Jamais dit
Un titre moins neutre et moins elliptique eût mieux convenu, puisqu’aussi bien c’est toujours du général de Gaulle qu’il s’agit en ce nouveau volume de l’histoire secrète – j’allais dire de la petite histoire – dont Jean-Raymond Tournoux s’est fait une spécialité. Mais lorsque le personnage principal a la stature de celui-là, il n’y a pas de petite histoire, ou plutôt celle-ci grandit à la mesure de son héros. Cette fois, l’auteur ne s’attache pas à un épisode particulier de la vie du plus illustre des Français, mais se livre à une reconstruction d’une image à l’aide d’un ensemble de documents d’une authenticité indiscutable et de témoignages jusque-là non révélés, pour la plupart puisés aux meilleures sources qui sont toutes citées sans crainte de démenti.

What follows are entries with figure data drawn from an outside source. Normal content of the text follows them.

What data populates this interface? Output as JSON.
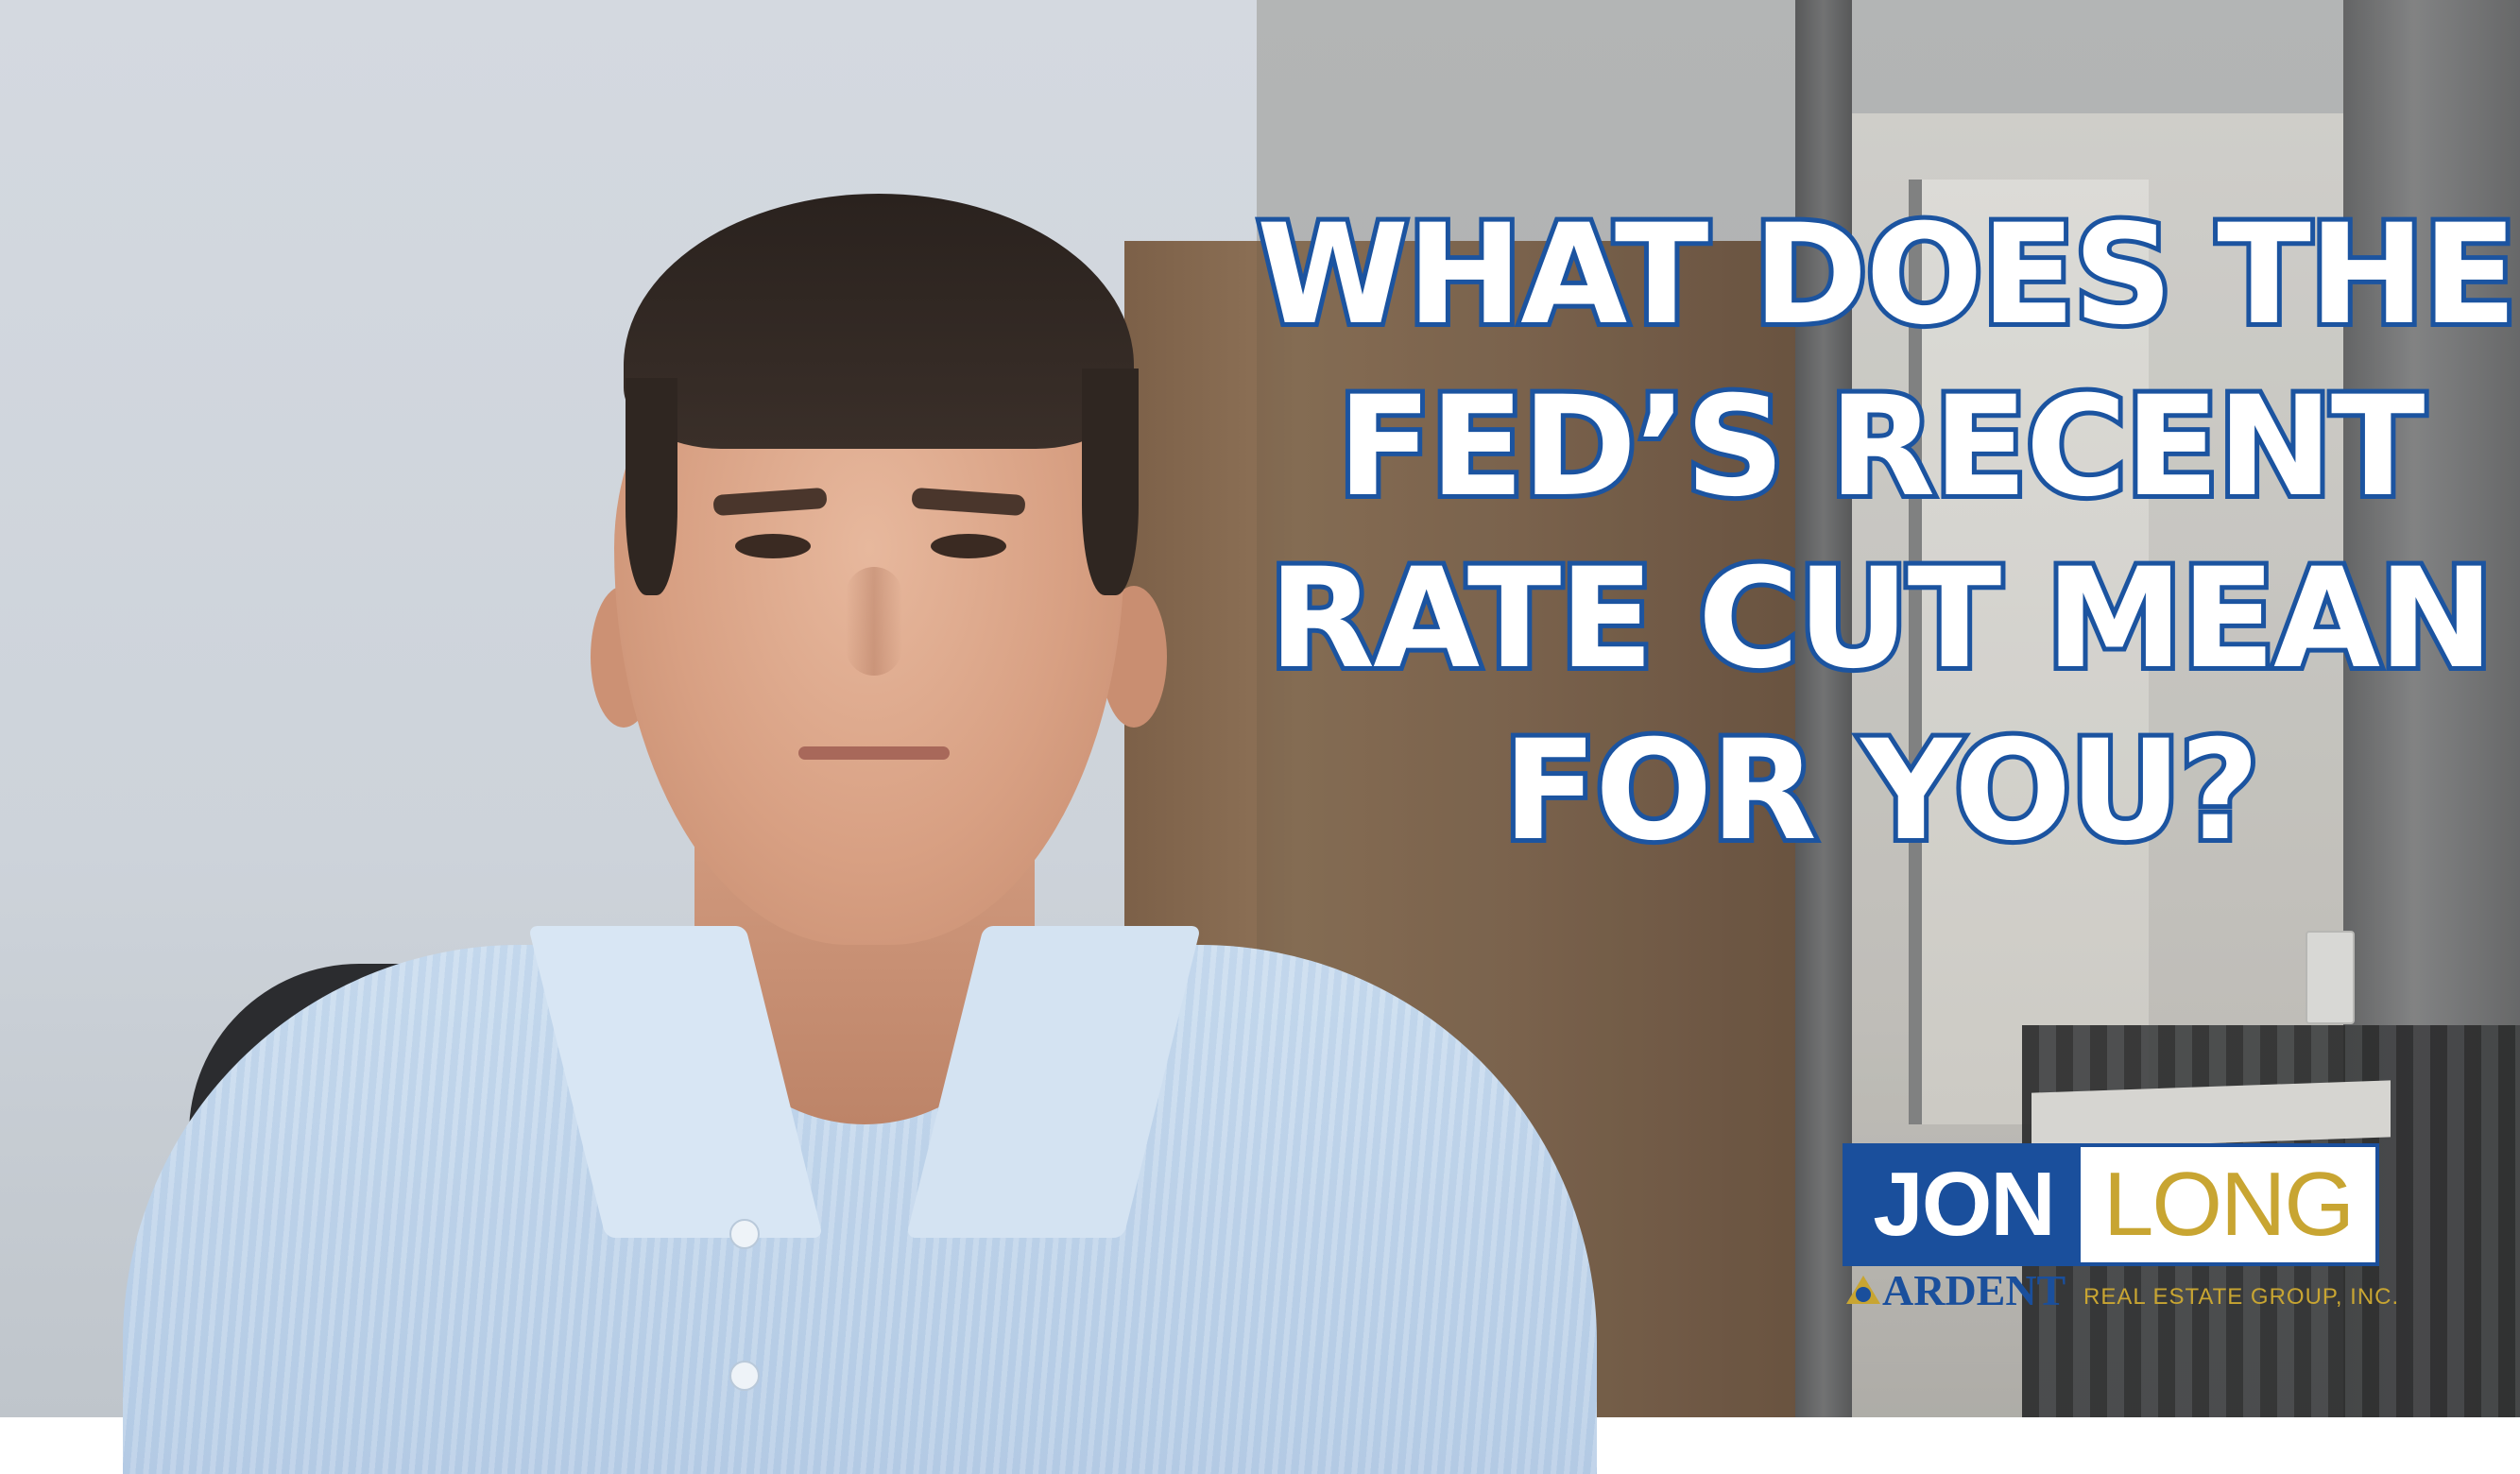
{
  "headline": {
    "lines": [
      "WHAT DOES THE",
      "FED’S RECENT",
      "RATE CUT MEAN",
      "FOR YOU?"
    ]
  },
  "logo": {
    "first_name": "JON",
    "last_name": "LONG",
    "brand": "ARDENT",
    "tagline": "REAL ESTATE GROUP, INC.",
    "colors": {
      "blue": "#1a4f9c",
      "gold": "#c8a532"
    }
  },
  "colors": {
    "headline_fill": "#ffffff",
    "headline_stroke": "#1c54a0"
  }
}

Mentionnons quelques-unes de ces pièces les plus remarquables : le carnet de campagne du capitaine de Gaulle pendant la campagne de 1919 en Pologne, les lettres échangées avec le Maréchal Pétain ou son entourage à propos du droit d’auteur de La France et son armée, le mémorandum de 1959 au président Eisenhower et à M. Macmillan au sujet de la révision des buts de l’Otan, une note du Général en décembre 1959 indiquant clairement sa conception à propos de l’Algérie, etc.

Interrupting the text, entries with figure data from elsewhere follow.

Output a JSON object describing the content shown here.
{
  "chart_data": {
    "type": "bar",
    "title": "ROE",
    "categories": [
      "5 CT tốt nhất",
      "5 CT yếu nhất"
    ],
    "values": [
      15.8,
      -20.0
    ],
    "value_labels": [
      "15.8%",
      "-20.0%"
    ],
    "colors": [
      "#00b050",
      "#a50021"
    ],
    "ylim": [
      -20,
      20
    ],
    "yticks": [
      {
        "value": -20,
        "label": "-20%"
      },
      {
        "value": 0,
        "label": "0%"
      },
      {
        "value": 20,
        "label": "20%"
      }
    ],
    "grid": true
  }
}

De l’ensemble de ce « dossier » impressionnant se dégage, non pas une image nouvelle mais une image plus complète et plus affinée, plus émouvante aussi, de celui qui ne fut pas seulement un homme d’État exceptionnel, mais aussi un homme. C’est l’image d’un père qui se penche avec douceur vers le berceau d’une enfant handicapée, d’un jeune officier qui souffre des médiocrités et des insuffisances de l’État-major des années 1930, d’un colonel commandant un régiment de chars qui fait jeter au fossé les fleurs dont ses chars ont été couverts dans la lâche euphorie de Munich, le Saint-Cyrien, qui, parvenu au faîte du pouvoir, fait secourir en secret, de ses deniers personnels, la famille d’un « soldat perdu »…

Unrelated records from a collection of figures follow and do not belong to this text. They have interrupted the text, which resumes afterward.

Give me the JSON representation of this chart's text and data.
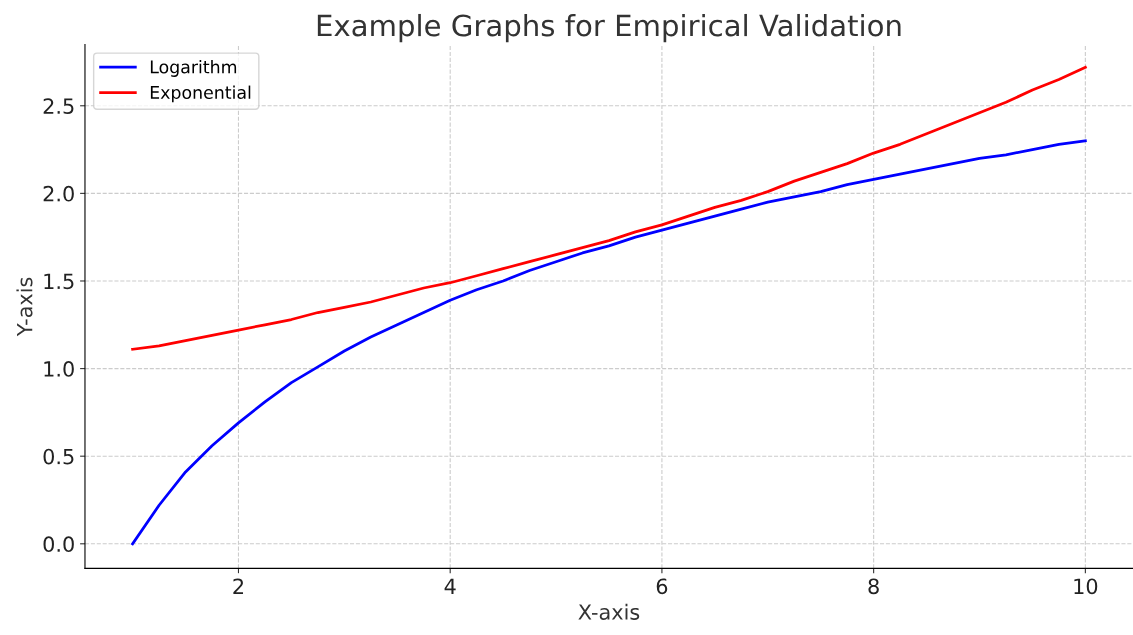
{
  "chart_data": {
    "type": "line",
    "title": "Example Graphs for Empirical Validation",
    "xlabel": "X-axis",
    "ylabel": "Y-axis",
    "x": [
      1,
      1.25,
      1.5,
      1.75,
      2,
      2.25,
      2.5,
      2.75,
      3,
      3.25,
      3.5,
      3.75,
      4,
      4.25,
      4.5,
      4.75,
      5,
      5.25,
      5.5,
      5.75,
      6,
      6.25,
      6.5,
      6.75,
      7,
      7.25,
      7.5,
      7.75,
      8,
      8.25,
      8.5,
      8.75,
      9,
      9.25,
      9.5,
      9.75,
      10
    ],
    "series": [
      {
        "name": "Logarithm",
        "color": "#0000ff",
        "values": [
          0,
          0.22,
          0.41,
          0.56,
          0.69,
          0.81,
          0.92,
          1.01,
          1.1,
          1.18,
          1.25,
          1.32,
          1.39,
          1.45,
          1.5,
          1.56,
          1.61,
          1.66,
          1.7,
          1.75,
          1.79,
          1.83,
          1.87,
          1.91,
          1.95,
          1.98,
          2.01,
          2.05,
          2.08,
          2.11,
          2.14,
          2.17,
          2.2,
          2.22,
          2.25,
          2.28,
          2.3
        ]
      },
      {
        "name": "Exponential",
        "color": "#ff0000",
        "values": [
          1.11,
          1.13,
          1.16,
          1.19,
          1.22,
          1.25,
          1.28,
          1.32,
          1.35,
          1.38,
          1.42,
          1.46,
          1.49,
          1.53,
          1.57,
          1.61,
          1.65,
          1.69,
          1.73,
          1.78,
          1.82,
          1.87,
          1.92,
          1.96,
          2.01,
          2.07,
          2.12,
          2.17,
          2.23,
          2.28,
          2.34,
          2.4,
          2.46,
          2.52,
          2.59,
          2.65,
          2.72
        ]
      }
    ],
    "xlim": [
      0.55,
      10.45
    ],
    "ylim": [
      -0.14,
      2.85
    ],
    "xticks": [
      2,
      4,
      6,
      8,
      10
    ],
    "yticks": [
      {
        "value": 0,
        "label": "0.0"
      },
      0.5,
      {
        "value": 1,
        "label": "1.0"
      },
      1.5,
      {
        "value": 2,
        "label": "2.0"
      },
      2.5
    ],
    "grid": true,
    "legend": "top left",
    "line_style": "solid",
    "marker": "none"
  }
}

« Des secrets, écrivait en 1959 le général de Gaulle à l’auteur, il n’y en avait pas pour vous. Voici que grâce à vous il n’y en a plus pour le public ». Mais les véritables secrets ce sont ceux-là que créait la distance de l’homme d’État et qui empêchaient de voir Charles de Gaulle en homme avec ses peines, ses faiblesses, ses doutes et ses hésitations. Ainsi s’effritent certains contours abrupts d’une image et se révèlent les « deux être raciniens » qui habitent l’homme à la veille de toutes les grandes décisions et les tentations du désespoir et de l’abandon devant l’échec. « Ainsi, durant toute la vie prodigieuse de Charles de Gaulle, un perpétuel combat intérieur oppose les démons du renoncement et les archanges du devoir ». Une seule tentation ne l’assaillit jamais, celle de la dictature. Si tant est qu’on eût besoin de s’en convaincre, Jean-Raymond Tournoux en donne de multiples preuves et c’est sur cette remarque qu’il termine : « Il quitte les Français en démocrate incontesté. Son départ est son dernier exploit ».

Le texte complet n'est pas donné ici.